Les coulisses des négociations PS-PTB

Le PS a donc choisi l’alliance avec le MR. Ce ne sera donc même pas une alliance PS-Ecolo-cdH-Défi qui était pourtant possible. Comme à Verviers, comme à Binche, comme en Province de Liège… s'allier avec le MR fait partie de la stratégie d'ensemble du Boulevard de l'Empereur (siège du PS). Les négociations PS-PTB-Ecolo étaient-elles une mascarade organisée ? Les négociateurs du PTB reviennent sur les coulisses de ces discussions...

 

Dès le début, le PS met la pression pour aller très vite. Lorsque le PTB répond à l'invitation de Catherine Moureaux en disant que nous voulons du temps pour élaborer ensemble un projet solide pour les Molenbeekois, celle-ci prétend à la télévision que « le PTB préfère faire la fête... ». Dès le début, Laurette Onkelinx (patronne du PS en Région bruxelloise) se montre très hostile à une alliance PS-PTB. Paul Magnette affirme lui à la télévision qu'il veut donner une leçon de pédagogie politique en discutant avec le PTB. En clair : le but n'est pas de faire une alliance, mais de tenter de démontrer que le PTB ne veut pas négocier.

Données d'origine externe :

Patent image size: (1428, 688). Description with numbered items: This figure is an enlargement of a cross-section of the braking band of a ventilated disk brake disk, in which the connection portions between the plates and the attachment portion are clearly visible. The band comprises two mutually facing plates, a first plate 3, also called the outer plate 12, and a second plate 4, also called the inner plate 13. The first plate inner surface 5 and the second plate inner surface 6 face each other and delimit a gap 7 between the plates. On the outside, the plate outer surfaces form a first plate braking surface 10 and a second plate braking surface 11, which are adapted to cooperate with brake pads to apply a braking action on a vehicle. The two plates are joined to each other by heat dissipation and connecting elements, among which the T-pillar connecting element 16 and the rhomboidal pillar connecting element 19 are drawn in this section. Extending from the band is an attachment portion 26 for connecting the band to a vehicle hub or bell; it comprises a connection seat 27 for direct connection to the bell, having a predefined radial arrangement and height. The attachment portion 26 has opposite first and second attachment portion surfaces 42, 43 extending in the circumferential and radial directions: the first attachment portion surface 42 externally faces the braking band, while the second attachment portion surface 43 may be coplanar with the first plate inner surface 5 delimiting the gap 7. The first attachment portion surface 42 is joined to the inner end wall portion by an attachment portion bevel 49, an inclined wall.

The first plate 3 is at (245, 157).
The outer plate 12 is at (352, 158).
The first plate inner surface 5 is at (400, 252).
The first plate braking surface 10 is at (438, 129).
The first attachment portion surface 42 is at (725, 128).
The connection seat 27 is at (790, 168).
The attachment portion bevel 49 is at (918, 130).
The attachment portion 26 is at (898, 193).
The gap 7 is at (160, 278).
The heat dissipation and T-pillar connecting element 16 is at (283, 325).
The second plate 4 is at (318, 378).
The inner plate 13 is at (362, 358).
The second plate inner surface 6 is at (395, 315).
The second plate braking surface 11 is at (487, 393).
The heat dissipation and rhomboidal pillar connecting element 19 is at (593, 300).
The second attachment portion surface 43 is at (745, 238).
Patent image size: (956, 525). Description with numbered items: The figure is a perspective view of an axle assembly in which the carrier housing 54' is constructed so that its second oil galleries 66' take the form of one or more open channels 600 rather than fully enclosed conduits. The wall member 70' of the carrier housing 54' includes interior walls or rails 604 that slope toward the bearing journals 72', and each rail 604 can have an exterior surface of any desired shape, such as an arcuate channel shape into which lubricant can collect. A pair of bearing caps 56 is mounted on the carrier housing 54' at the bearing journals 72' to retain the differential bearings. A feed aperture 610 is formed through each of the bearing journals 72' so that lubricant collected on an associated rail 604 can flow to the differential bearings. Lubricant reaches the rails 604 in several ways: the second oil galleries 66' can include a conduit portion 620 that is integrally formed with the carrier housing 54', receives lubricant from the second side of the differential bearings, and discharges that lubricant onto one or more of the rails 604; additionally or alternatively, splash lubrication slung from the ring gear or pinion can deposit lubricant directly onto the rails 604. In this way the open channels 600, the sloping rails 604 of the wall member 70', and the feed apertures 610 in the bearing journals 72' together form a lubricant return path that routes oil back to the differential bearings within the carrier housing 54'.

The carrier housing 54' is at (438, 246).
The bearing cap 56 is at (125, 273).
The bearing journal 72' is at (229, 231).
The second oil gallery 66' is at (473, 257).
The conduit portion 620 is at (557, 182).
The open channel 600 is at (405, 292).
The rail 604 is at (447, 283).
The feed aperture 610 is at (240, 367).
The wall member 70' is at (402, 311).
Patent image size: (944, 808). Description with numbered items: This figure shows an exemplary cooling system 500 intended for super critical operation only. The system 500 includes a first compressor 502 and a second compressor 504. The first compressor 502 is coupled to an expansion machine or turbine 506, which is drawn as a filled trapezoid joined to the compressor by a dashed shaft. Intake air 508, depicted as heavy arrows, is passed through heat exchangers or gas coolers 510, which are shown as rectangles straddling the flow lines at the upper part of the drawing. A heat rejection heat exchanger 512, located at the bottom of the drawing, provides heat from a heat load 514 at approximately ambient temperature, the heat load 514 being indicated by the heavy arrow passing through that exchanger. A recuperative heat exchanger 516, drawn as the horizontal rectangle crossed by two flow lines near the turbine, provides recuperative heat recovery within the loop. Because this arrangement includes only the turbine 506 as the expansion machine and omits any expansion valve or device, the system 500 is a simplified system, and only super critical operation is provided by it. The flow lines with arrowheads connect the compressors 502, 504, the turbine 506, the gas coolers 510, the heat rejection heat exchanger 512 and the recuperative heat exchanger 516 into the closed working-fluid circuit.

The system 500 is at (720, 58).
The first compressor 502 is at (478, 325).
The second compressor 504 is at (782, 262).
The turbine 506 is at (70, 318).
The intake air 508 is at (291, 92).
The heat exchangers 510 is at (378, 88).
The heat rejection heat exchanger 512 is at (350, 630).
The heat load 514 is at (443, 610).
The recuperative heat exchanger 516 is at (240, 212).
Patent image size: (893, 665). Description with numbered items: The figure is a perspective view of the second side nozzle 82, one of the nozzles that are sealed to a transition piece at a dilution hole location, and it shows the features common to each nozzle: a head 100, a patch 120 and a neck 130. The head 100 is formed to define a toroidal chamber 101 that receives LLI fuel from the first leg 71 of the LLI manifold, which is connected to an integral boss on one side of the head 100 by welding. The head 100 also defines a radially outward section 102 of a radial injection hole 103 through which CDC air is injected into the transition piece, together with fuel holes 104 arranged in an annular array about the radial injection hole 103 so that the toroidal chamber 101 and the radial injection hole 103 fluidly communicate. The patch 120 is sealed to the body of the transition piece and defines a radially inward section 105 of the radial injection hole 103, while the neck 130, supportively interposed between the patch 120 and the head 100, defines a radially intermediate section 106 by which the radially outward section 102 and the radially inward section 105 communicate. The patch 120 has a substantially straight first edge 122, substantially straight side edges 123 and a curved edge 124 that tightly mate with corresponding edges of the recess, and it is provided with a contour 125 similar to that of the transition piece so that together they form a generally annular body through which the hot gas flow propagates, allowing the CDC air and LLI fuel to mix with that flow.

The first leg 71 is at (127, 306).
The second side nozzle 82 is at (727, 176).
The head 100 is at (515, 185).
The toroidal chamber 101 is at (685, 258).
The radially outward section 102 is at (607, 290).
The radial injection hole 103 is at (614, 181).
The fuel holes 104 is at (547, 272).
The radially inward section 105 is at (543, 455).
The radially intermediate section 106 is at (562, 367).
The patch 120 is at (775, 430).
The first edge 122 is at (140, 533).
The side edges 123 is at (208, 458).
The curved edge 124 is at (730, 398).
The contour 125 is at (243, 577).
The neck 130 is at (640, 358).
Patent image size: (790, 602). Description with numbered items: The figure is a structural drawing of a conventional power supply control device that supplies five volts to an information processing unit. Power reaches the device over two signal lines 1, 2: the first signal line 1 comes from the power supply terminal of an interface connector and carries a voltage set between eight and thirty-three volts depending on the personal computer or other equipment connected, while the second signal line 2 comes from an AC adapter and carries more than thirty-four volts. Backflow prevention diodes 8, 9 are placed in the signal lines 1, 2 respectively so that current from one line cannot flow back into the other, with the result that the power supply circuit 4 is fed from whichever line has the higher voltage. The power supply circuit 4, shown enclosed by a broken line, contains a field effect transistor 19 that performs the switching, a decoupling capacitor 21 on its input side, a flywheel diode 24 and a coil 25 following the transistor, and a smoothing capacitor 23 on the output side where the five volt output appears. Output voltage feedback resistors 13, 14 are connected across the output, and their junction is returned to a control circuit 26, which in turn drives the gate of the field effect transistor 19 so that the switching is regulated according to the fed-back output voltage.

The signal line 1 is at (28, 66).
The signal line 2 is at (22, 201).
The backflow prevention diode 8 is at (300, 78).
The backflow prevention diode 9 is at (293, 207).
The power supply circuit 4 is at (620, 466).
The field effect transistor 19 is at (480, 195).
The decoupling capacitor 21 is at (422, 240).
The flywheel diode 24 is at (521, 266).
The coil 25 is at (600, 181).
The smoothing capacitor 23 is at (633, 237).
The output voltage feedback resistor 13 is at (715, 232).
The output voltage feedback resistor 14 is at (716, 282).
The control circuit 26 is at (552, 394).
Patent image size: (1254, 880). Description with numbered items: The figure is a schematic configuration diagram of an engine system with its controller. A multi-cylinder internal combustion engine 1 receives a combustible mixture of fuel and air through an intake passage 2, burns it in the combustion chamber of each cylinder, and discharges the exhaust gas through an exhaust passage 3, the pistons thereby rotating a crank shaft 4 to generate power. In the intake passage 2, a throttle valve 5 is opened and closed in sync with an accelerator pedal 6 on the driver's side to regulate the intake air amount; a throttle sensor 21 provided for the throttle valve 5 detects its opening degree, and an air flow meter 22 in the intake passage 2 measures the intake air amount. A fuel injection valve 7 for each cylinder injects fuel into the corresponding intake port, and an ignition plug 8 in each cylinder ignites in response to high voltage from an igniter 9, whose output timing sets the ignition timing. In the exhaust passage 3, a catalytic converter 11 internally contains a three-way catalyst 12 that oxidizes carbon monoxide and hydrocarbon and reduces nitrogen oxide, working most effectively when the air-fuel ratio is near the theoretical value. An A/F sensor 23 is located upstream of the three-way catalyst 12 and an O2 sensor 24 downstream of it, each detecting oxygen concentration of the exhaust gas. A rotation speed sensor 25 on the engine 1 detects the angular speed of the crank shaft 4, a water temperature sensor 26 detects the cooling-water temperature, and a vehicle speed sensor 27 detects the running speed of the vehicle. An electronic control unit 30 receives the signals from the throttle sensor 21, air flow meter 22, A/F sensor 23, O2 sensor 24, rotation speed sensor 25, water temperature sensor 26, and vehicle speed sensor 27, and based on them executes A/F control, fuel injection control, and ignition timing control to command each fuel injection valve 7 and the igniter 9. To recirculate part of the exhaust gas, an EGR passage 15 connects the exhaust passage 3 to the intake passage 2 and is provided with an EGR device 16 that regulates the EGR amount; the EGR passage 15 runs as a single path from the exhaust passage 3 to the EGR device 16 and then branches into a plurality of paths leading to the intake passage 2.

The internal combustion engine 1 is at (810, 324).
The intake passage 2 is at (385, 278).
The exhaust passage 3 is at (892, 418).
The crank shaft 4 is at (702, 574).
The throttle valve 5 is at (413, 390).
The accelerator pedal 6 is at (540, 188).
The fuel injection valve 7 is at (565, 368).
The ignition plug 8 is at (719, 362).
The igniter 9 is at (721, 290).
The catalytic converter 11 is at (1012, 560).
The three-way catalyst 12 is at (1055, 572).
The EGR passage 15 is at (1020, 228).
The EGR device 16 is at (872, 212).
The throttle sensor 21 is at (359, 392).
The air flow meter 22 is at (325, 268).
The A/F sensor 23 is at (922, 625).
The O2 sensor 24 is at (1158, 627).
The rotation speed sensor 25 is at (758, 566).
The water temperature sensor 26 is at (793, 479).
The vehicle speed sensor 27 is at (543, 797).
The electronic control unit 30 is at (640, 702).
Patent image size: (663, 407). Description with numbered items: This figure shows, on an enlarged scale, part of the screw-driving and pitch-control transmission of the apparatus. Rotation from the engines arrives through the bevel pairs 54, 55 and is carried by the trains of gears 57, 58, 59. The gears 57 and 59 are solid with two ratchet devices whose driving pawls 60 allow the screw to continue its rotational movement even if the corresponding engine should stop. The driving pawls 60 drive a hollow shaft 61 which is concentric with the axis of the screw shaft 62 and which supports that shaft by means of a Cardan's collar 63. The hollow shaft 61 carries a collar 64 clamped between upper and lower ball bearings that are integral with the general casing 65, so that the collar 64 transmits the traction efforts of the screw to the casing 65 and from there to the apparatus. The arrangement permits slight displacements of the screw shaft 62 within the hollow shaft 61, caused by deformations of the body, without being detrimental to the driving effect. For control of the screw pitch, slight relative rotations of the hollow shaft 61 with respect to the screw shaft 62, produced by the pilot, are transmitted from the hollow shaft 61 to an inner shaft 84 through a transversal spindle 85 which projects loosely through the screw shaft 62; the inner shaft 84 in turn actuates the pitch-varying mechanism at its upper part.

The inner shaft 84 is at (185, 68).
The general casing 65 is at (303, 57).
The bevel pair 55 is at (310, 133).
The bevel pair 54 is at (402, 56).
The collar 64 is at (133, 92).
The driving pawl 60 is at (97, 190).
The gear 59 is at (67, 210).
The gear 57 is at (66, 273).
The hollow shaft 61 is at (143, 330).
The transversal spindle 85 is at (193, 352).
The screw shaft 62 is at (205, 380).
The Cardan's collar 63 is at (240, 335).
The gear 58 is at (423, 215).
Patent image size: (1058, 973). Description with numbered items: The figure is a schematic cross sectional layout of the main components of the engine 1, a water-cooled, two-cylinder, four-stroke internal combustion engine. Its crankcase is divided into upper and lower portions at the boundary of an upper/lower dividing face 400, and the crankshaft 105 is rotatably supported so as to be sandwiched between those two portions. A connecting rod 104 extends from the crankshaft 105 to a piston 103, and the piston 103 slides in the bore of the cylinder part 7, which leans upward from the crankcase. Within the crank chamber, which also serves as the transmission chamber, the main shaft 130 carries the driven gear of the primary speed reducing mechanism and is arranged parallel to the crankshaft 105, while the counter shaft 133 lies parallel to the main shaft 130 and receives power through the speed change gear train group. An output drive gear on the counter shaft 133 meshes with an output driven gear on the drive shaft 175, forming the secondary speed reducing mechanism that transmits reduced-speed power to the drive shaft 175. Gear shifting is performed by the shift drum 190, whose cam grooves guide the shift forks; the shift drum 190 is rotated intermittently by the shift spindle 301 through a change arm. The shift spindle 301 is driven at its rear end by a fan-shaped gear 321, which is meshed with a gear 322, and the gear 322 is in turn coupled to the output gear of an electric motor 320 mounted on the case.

Dès la réunion du lundi soir 15 octobre, le PS molenbeekois veut imposer un accord pour la fin de la réunion « car la presse attend une réponse ». La base de cet accord ? Le PS avait déposé une page A4 sur la table avec quelques propositions assez vagues, comme par exemple « construire et rénover davantage de logements publics ». Le PTB refuse cette façon de négocier et défend dès le départ qu'il faut du temps pour faire un bon accord, avec des objectifs ambitieux mais concrets pour les six prochaines années. Deux heures et une page A4, ça ne suffit pas. La population molenbeekoise fait face à des défis énormes, les besoins sociaux sont grandissants dans cette commune et les loyers ont explosé de 61 % en 11 ans. Le PTB veut donc prendre un peu plus de temps pour réaliser un accord de majorité qui réponde à ces défis.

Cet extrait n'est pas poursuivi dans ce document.